Hal itu disampaikan Menteri Pertanian Syahrul yasin Limpo (SYL) bertepatan dengan HUT Ke-55 Tahun PT Berdikari.

Berdikari me-launching dua produk baru, yakni Be Best dan Gerai Daging Berdikari di Gudang PT Berdikari Logistik Indonesia, Tanjung Priok – Jakarta Utara, Senin (23/8).

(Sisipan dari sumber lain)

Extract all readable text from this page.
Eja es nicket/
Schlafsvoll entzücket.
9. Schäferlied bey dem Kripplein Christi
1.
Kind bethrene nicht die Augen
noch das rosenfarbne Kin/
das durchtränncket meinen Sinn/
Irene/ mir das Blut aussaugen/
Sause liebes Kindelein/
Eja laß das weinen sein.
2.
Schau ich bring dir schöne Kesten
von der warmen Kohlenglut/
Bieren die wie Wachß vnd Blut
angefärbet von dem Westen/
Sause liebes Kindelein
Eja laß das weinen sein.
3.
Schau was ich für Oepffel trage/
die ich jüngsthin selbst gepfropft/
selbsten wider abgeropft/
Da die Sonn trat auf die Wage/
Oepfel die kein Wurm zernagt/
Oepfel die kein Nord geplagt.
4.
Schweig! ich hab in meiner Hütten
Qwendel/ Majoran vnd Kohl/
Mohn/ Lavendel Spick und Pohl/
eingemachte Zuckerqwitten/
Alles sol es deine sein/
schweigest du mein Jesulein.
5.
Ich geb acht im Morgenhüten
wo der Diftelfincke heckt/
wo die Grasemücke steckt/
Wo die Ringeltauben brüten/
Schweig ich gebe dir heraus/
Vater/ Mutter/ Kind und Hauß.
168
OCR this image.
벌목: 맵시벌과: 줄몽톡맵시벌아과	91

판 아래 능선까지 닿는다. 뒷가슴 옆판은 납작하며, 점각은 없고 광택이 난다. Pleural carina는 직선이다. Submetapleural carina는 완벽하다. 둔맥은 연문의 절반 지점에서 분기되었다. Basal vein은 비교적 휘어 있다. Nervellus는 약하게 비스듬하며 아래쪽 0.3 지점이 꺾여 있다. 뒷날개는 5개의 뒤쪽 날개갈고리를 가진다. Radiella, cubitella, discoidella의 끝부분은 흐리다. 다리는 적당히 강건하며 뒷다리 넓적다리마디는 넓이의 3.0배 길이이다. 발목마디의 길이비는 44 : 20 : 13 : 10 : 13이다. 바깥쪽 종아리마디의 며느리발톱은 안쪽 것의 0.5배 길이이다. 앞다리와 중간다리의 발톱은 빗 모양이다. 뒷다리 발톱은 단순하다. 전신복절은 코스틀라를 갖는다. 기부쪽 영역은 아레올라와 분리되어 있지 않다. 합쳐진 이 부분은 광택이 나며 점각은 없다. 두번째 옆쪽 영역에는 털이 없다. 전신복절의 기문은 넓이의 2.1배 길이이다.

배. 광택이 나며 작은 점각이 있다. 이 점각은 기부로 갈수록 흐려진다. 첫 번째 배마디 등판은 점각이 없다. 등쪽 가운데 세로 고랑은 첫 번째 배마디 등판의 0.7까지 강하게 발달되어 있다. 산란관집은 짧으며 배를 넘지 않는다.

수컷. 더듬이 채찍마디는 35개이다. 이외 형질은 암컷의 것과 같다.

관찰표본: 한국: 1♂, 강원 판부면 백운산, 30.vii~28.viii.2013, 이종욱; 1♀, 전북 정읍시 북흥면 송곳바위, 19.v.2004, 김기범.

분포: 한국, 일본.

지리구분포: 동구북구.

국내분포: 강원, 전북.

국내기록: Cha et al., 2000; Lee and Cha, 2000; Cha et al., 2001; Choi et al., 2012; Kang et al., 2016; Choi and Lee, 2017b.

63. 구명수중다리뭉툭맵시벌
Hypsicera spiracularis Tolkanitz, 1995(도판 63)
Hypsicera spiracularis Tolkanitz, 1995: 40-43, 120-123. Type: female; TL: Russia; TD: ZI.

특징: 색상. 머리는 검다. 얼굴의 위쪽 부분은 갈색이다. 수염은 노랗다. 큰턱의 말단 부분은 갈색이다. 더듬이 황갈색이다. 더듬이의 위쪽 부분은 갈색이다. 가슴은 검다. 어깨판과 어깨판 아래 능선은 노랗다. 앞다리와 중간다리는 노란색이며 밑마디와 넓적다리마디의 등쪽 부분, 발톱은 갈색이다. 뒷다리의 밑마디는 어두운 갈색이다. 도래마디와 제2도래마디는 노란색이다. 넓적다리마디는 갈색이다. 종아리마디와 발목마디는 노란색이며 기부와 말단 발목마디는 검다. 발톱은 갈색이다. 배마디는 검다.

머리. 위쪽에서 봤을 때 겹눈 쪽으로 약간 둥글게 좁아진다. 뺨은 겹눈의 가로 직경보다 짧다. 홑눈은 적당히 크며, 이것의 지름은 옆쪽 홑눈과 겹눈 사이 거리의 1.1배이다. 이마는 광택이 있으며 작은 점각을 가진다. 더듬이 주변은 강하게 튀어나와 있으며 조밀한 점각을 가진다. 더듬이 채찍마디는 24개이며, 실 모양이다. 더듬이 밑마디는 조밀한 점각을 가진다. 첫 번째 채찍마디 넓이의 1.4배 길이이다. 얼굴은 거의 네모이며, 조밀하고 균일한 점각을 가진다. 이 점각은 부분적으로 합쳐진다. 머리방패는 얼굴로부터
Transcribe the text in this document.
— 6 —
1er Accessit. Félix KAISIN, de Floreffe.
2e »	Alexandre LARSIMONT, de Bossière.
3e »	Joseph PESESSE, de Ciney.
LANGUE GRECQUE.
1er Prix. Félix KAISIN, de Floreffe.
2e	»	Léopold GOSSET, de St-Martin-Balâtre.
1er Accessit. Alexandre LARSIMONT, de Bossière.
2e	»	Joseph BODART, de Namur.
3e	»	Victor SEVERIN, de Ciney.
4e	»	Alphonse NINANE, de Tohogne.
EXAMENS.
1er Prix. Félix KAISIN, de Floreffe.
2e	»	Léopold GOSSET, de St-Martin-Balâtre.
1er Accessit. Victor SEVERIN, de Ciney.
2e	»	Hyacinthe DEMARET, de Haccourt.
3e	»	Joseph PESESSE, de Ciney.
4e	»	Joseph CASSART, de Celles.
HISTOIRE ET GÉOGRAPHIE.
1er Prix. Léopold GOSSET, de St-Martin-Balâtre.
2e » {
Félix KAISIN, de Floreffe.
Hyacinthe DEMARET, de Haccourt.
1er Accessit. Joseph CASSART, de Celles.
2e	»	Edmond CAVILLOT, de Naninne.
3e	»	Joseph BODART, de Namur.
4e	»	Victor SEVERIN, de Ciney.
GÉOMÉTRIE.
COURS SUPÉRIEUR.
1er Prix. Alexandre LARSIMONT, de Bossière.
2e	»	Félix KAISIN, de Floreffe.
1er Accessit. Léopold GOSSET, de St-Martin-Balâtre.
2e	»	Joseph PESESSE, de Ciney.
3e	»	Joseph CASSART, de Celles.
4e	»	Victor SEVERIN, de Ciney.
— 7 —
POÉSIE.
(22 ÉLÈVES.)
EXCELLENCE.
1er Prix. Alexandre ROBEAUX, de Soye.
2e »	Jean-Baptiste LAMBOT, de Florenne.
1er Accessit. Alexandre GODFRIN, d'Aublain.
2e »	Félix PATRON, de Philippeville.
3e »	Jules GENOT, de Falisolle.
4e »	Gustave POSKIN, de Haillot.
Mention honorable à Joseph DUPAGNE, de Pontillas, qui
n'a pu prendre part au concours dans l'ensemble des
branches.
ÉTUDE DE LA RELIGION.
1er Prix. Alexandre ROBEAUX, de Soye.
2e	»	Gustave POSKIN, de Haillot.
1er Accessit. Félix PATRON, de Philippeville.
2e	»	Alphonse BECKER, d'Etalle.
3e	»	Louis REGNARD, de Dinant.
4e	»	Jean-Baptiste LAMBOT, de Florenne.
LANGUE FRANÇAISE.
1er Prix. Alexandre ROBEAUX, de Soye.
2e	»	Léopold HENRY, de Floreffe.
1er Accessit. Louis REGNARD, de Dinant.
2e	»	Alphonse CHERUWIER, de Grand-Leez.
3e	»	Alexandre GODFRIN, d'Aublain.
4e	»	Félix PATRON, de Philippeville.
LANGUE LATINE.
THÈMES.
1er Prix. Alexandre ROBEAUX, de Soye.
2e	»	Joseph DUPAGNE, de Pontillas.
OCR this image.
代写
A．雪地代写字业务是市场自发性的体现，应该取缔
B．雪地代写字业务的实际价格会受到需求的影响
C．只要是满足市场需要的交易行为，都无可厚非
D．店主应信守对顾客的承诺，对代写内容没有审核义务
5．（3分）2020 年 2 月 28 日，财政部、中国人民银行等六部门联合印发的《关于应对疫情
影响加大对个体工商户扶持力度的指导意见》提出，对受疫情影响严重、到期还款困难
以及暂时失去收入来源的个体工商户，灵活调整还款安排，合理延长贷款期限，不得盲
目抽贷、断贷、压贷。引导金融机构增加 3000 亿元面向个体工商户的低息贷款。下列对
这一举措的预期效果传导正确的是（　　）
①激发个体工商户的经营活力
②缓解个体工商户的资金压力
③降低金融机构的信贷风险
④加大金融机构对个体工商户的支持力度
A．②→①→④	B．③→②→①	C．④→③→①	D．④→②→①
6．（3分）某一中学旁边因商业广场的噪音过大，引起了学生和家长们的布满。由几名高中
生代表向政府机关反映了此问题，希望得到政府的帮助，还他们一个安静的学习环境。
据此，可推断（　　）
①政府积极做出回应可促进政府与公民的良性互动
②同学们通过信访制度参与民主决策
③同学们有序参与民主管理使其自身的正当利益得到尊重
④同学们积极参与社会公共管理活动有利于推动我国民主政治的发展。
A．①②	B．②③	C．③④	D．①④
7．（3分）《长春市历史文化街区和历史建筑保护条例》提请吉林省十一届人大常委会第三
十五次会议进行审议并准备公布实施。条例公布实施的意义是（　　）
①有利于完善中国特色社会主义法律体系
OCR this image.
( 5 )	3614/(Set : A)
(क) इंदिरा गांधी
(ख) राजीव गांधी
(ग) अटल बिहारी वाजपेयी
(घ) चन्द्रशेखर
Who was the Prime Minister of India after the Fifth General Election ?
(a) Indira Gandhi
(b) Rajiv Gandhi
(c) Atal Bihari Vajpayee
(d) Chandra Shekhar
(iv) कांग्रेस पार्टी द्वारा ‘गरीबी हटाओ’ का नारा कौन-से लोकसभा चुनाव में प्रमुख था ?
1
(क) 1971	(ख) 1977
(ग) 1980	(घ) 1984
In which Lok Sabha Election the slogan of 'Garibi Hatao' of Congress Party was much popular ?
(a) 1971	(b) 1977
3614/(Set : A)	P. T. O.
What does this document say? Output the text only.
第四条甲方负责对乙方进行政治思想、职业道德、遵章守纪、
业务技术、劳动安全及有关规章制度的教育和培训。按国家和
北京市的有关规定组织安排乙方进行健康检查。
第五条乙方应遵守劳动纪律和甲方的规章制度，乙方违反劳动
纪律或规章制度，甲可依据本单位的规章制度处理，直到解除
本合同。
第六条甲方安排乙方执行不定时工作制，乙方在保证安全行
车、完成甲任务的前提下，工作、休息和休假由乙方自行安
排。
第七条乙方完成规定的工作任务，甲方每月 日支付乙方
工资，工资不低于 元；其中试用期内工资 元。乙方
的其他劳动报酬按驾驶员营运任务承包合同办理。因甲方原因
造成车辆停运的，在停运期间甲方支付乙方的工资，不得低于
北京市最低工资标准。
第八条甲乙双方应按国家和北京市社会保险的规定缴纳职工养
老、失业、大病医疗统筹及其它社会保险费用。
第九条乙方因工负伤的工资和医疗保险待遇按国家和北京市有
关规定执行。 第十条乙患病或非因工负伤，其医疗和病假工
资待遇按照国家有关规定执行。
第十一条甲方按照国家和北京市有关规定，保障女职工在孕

SYL mengatakan, launching produk dan gerai daging Berdikari salah satu upaya mewujudkan kemandirian pangan di Indonesia dengan penyediaan protein hewani yang berkualitas bagi masyarakat Indonesia. Ini untuk meningkatkan kualitas sumber daya manusia Indonesia seutuhnya. 

“Selamat Ulang Tahun kepada PT Berdikari, yang hari ini telah mencapai usianya yang ke-55 tahun, bersamaan dengan launching brand produk ritel Be Best serta outlet saluran distribusi Gerai Daging Berdikari. Ini wujud kontribusi Berdikari terhadap pembangunan agroindustri peternakan nasional dan peningkatan ekosistem protein hewani di Indonesia,” ucap SYL.

SYL berharap dengan terbentuknya BUMN klaster pangan tersebut, Berdikari dapat semakin berperan aktif. Khususnya sebagai off taker dalam penyerapan Livebird peternak melalui berbagai pilihan produk olahan berkualitas dengan harga yang terjangkau bagi masyarakat. 

“Kami juga mengharapkan PT Berdikari dapat berperan aktif menjadi eksportir produk pertanian nasional, khususnya untuk produk olahan hasil peternakan, dan mampu menembus ke pasar-pasar potensial, baik Asia, Timur Tengah bahkan ke seluruh dunia” harapnya. 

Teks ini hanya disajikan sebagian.